6. Playwright CLI — Browser Automation That Actually Scales

I used Playwright MCP for a month before switching to the Playwright CLI. The switch saved me roughly 75% of the tokens I was burning on browser automation tasks. That's not a typo.

Here's what's happening under the hood. Playwright MCP returns accessibility trees inline in the tool response — so every action the agent takes comes back with a verbose snapshot of the page structure glued to the response. On a moderately complex page, a single click plus snapshot can run 5,000 to 10,000 tokens. Across a full automation sequence, you're easily into six figures.

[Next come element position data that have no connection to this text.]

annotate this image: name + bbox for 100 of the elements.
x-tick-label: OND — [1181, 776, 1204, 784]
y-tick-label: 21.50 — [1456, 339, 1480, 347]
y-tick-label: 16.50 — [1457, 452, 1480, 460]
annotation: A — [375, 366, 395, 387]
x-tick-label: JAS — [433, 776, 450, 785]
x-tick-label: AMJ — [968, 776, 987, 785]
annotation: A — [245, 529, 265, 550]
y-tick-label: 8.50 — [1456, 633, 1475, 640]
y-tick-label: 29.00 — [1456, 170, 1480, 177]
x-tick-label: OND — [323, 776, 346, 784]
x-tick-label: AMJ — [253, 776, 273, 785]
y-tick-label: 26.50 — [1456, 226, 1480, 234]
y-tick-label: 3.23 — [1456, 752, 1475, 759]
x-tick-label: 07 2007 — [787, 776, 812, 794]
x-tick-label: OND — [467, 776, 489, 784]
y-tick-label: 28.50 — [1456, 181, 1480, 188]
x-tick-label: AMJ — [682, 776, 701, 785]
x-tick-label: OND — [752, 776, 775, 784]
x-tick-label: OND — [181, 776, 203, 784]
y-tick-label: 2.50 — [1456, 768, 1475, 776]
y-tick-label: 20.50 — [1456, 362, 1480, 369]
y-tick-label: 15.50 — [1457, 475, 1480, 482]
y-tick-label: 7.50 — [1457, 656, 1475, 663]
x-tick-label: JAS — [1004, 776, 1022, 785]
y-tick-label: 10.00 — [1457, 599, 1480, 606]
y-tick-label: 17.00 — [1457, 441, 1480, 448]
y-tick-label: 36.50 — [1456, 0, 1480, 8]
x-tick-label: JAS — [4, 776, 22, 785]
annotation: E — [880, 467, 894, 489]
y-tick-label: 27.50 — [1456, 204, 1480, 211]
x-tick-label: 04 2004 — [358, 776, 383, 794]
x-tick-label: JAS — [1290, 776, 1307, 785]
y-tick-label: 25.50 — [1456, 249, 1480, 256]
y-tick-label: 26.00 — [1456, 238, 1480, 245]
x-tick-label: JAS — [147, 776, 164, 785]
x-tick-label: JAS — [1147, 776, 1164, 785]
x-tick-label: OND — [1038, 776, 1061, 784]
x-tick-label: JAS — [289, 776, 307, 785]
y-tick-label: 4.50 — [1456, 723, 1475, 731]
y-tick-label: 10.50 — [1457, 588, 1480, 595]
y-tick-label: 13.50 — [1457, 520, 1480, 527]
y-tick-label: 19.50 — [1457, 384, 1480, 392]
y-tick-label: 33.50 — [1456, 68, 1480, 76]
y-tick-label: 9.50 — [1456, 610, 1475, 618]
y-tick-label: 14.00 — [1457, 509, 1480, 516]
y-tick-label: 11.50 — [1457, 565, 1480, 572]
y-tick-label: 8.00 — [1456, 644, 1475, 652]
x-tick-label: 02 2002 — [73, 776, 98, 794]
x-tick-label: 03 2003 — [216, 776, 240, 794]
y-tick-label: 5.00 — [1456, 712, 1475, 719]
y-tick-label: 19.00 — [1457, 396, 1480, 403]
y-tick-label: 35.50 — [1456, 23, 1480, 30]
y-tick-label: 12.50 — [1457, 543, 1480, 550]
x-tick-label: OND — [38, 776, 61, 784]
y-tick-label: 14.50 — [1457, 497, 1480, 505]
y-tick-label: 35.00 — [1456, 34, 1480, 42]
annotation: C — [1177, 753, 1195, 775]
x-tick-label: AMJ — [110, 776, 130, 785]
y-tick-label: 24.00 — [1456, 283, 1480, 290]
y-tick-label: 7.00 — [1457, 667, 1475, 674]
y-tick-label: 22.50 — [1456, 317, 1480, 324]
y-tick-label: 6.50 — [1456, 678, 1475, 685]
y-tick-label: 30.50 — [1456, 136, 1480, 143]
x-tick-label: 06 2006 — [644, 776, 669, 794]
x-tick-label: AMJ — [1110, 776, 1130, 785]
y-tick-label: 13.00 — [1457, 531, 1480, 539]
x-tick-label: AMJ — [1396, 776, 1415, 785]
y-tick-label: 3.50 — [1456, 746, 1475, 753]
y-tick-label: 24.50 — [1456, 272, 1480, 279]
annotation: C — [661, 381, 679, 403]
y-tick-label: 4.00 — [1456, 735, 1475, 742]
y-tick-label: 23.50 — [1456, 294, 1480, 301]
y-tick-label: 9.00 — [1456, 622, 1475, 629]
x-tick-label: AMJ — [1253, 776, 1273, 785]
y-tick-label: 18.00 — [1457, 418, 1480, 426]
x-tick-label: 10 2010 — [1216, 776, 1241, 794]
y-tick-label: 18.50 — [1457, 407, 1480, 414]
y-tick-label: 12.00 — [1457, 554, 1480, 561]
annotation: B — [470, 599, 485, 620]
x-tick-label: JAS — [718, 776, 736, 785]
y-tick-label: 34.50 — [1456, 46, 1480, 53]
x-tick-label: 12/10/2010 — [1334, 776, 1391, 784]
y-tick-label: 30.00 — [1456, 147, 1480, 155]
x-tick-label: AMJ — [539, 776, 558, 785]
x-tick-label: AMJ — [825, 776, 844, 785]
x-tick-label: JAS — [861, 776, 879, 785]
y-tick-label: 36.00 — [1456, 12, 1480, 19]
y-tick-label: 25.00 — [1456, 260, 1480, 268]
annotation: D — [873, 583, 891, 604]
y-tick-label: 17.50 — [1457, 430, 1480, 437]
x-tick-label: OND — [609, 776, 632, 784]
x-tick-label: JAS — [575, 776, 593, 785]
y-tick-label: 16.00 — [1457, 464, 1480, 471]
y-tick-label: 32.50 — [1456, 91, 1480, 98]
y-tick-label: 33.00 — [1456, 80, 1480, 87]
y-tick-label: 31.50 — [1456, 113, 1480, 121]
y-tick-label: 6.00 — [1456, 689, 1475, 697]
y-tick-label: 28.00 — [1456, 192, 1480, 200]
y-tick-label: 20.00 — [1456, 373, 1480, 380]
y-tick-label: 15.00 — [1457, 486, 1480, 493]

The Playwright CLI approach works differently. The CLI saves snapshots and screenshots to files on disk. The agent invokes CLI commands, reads only what it needs from the saved files, and references the rest by path. Actual benchmark from testing I've seen: a browser automation task that consumed ~114,000 tokens with MCP dropped to ~27,000 tokens with the CLI. Roughly 4x reduction, consistent across multiple runs.

What I use Playwright CLI for: end-to-end test generation against real apps, scraping sites that Firecrawl can't handle (usually because they require complex multi-step login flows), and building visual regression checks for front-end work. The accessibility tree approach means Claude Code can reference elements by role and name — "click the Save button" — instead of guessing pixel coordinates from screenshots. It's precise, deterministic, and cheap compared to pixel-based automation.

Bonus detail nobody tells you: Playwright CLI integrates cleanly with skills. You can build a skill that wraps a common automation flow — login, navigate, extract, logout — and call it from any Claude Code session without reloading the whole Playwright tool schema. That's how I run my content distribution automation across multiple social platforms.

7. Notebook LM + Pine CLI — Offloading Heavy Reading

I didn't expect this one to make the list. I started using Notebook LM as a separate tool for research projects — upload a batch of PDFs, let Google do the heavy lifting on document analysis, ask questions in the web UI. It worked well as a standalone tool but felt disconnected from my Claude Code workflow.

The Pine CLI changed that. It's a command-line interface that connects Claude Code to the Notebook LM web app for programmatic access — batch document uploads, slide revisions, full-text extraction, and automated sharing. The strategic value isn't just the convenience. It's that Notebook LM's analysis runs on Google's servers, not against my Claude API quota. That means I can throw hundreds of pages of reference material at a research project without inflating my Claude Code token usage.

The workflow I've settled on: for any project with a heavy reference corpus — a client's existing documentation, a regulatory framework I need to understand, a codebase I'm auditing — I upload everything to Notebook LM via Pine, run the initial analysis and summarization there, and pull the compressed outputs back into Claude Code for the actual implementation work. Claude Code never has to load the full corpus into context. It only sees the distilled insights.

I walked through this hybrid workflow in my Notebook LM Claude Code dev workflow post, and I think it's one of the most underrated patterns in 2026. The meta-lesson: not every task should run through your primary agent. Sometimes the right move is offloading the analysis to a tool that's better suited to heavy reading, then feeding the results back in.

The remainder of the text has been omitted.